Does anyone have any ideas? Is there an option to listen for an answer on an existing connection? TCP listen creates a new connection.
Thanks a lot!
Danielle
02-04-2007 10:52 AM
Hi,
I tried bringing all the subvi's into the main vi and it works now... still, does anyone have a more elegant solution?
Thanks,
Danielle
02-05-2007 03:35 AM
02-05-2007 07:04 AM
Well, I'll have to live with a giant block diagram then... I don't have the time to implement TCP/IP in C (and I think that for my simple program it would be pointless anyway).
Thanks for the feedback!
Danielle
02-05-2007 07:31 AM - edited 02-05-2007 07:31 AM
@dsavir wrote:
Well, I'll have to live with a giant block diagram then... I don't have the time to implement TCP/IP in C (and I think that for my simple program it would be pointless anyway).
Thanks for the feedback!
I have developed quite serious LabVIEW applications in the past using TCP/IP both communicating in between LabVIEW applications as to other third party applications and I always got them working reliable.
TCP/IP is however a bit special in certain ways in comparison to other LabVIEW functions. Due to the nature of the communication happening you can't just use the error cluster without some consideration (but certainly can't leave it out at all as that will create domino errors in your communication too). I have found that timeout errors in the TCP/IP function are usually not so much a real error as much more just an indication that the remote side had some timing problem and that retrying in such cases often helps.

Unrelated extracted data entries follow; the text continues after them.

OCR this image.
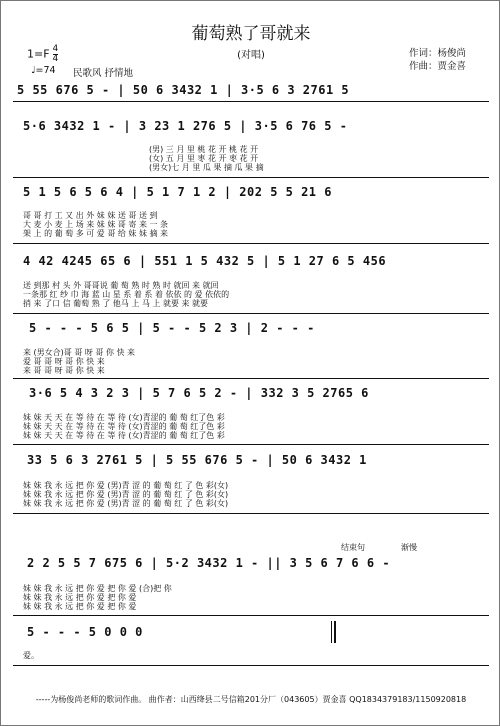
葡萄熟了哥就来
(对唱)
$1=F \frac{4}{4}$
♩=74 民歌风 抒情地
作词：杨俊尚
作曲：贾金喜
5 55 676 5 - | 50 6 3432 1 | 3·5 6 3 2761 5
5·6 3432 1 - | 3 23 1 276 5 | 3·5 6 76 5 -
(男) 三 月 里 桃 花 开 桃 花 开
(女) 五 月 里 枣 花 开 枣 花 开
(男女)七 月 里 瓜 果 摘 瓜 果 摘
5 1 5 6 5 6 4 | 5 1 7 1 2 | 202 5 5 21 6
哥 哥 打 工 又 出 外 妹 妹 送 哥 送 到
大 麦 小 麦 上 场 来 妹 妹 哥 寄 来 一 条
架 上 的 葡 萄 多 可 爱 哥 给 妹 妹 摘 来
4 42 4245 65 6 | 551 1 5 432 5 | 5 1 27 6 5 456
送 到那 村 头 外 哥哥说 葡 萄 熟 时 熟 时 就回 来 就回
一条那 红 纱 巾 海 蓝 山 星 系 着 系 着 依依 的 爱 依依的
捎 来 了口 信 葡萄 熟 了 他马 上 马 上 就要 来 就要
5 - - - 5 6 5 | 5 - - 5 2 3 | 2 - - -
来 (男女合)哥 哥 呀 哥 你 快 来
爱 哥 哥 呀 哥 你 快 来
来 哥 哥 呀 哥 你 快 来
3·6 5 4 3 2 3 | 5 7 6 5 2 - | 332 3 5 2765 6
妹 妹 天 天 在 等 待 在 等 待 (女)青涩的 葡 萄 红了色 彩
妹 妹 天 天 在 等 待 在 等 待 (女)青涩的 葡 萄 红了色 彩
妹 妹 天 天 在 等 待 在 等 待 (女)青涩的 葡 萄 红了色 彩
33 5 6 3 2761 5 | 5 55 676 5 - | 50 6 3432 1
妹 妹 我 永 远 把 你 爱 (男)青 涩 的 葡 萄 红 了 色 彩(女)
妹 妹 我 永 远 把 你 爱 (男)青 涩 的 葡 萄 红 了 色 彩(女)
妹 妹 我 永 远 把 你 爱 (男)青 涩 的 葡 萄 红 了 色 彩(女)
结束句	渐慢
2 2 5 5 7 675 6 | 5·2 3432 1 - || 3 5 6 7 6 6 -
妹 妹 我 永 远 把 你 爱 把 你 爱 (合)把 你
妹 妹 我 永 远 把 你 爱 把 你 爱
妹 妹 我 永 远 把 你 爱 把 你 爱
5 - - - 5 0 0 0
爱。
-----为杨俊尚老师的歌词作曲。 曲作者：山西绛县二号信箱201分厂（043605）贾金喜 QQ1834379183/1150920818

Also in order to get a robust client server communication you have to sometimes build a certain restart architecture in place. For instance a timeout would mean retry at first and if still error, close the connection and reopen. Sometimes in dynamic networks I have found the nodes refreshing the TCP/IP address and that left TCP/IP connections in a strange state. Reads always returned timeout, writes worked ok but the data never got transmitted. Closing and reopening the connection on such errors made it work again. Or using static IP addresses seemed to solve it too. Of course such a restart operation also requires at both sides proper detection of the "connection closed by peer" error and according reopen it there too.
Your giant diagram is likely not going to be a permanent solution as small changes to your diagram might change the timing and cause suddenly problems.